As he explains, “The combined talents of humans and computers, when working together in partnership and symbiosis, will definitely be more creative than any computer working alone. We live in the age of computers, but few of us know who invented them. Because most of the pioneers were part of collaborative teams working in wartime secrecy, they aren’t as famous as an Edison, Bell or Morse.”

These are among the dozens of passages of greatest interest and value to me. They are also listed to suggest the scope of Isaacson’s coverage in Chapters One to Five.

o Lord Byron (Pages 9-13)
o Ada, Countless of Lovelace; also, Byron’s daughter (13-18)
o Charles Babbage and His Machines (18-24)
o Lady Lovelace’s Notes (24-33)
o Alan Turing (40-47)
o John Vincent Atanasoff (54-62)
o John Mauchly (62-66)
o ENIAC (72-75)
o Grace Hopper (88-95)
o The Women of ENIAC (95-100)
o John von Neumann (101-105)
o Can Machines Think? (122-129)
o Bell Labs (132-136)
o The Transistor (141-145)
o Setting the World on Fire (152-154)
o Robert Noyce and Gordon Moore (157-162)

There are seven additional chapters in which Isaacson continues his and his reader’s journey, culminating in IBM’s Watson’s defeat of Brad Rutter and Ken Jennings in competition on the television program, Jeopardy! in 2011.

In the final chapter, Isaacson shares some lessons to be learned from the wealth of information, insights, and counsel he has provided:

1. “First and foremost is that creativity is a collaborative process. Innovation comes from teams more often than from the lightbulb moments.”

2. People don’t invent something new on the Internet. They simply expand on an idea that already exists. “Therein lies another lesson: “the digital age may seem revolutionary, but it was based on expanding the ideas handed down from previous generations.” Creativity can also be a cross-generational process…and usually is.

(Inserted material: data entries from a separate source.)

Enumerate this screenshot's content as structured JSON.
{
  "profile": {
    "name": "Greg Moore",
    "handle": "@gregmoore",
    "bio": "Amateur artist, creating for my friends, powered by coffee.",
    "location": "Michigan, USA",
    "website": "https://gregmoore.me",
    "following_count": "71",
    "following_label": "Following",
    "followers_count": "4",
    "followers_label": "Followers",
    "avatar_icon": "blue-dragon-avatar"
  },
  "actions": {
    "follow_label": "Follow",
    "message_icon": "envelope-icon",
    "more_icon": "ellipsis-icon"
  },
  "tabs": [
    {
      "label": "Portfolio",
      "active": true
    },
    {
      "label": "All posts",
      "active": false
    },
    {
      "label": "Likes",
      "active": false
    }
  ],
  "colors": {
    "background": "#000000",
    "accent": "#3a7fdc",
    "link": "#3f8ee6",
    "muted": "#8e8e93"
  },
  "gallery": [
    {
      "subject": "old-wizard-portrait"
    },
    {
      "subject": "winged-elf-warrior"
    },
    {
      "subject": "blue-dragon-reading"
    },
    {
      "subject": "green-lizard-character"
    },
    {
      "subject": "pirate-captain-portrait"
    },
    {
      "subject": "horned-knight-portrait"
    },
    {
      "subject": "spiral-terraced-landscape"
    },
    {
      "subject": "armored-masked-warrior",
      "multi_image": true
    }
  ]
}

3. “Throughout history the best leadership has come from teams that combined people with complementary styles. That was the case with the founding fathers of the United States.”

4. “Another key to fielding a great team is pairing visionaries, who can generate ideas, with operating managers, who can execute them. [According to Thomas Edison] Vision without execution is hallucination.”

5. “There are three ways to put teams together in the digital age. The first has been through government funding and coordination (e.g. Colossus, ENIAC, and ARPANET]…Private enterprise has been another way that collaborative teams were formed [e.g. Bell Labs and Xerox PARC]…Throughout history, there has also been a third way, in addition to government and private enterprises, that collaborative creativity has been organized: through peers freely sharing ideas and making contributions as part of a voluntary common endeavor” such as Wikipedia, Linux, GNU, Open Office, and Firefox.

Before concluding, Walter Isaacson suggests that the interplay between technology and the arts will, in months and years to come, “eventually result in completely new forms of expression and formats of media. This innovation will come from people who are able to link beauty to engineering, humanity to technology, and poetry to processes. In other words, it will come from the spiritual heirs of Ada Lovelace, creators who can flourish where the arts intersect with the sciences and who have a rebellious sense of wonder that opens them to the beauty of both.”

Obviously, no brief commentary such as mine can possibly do full justice to the scope and depth of his coverage but I hope I have at least indicated why I think so highly of his latest book. With all due justice to his earlier works, notably his biographies of Benjamin Franklin, Albert Einstein, Henry Kissinger, and Steve Jobs, I think The Innovators is his greatest achievement…thus far.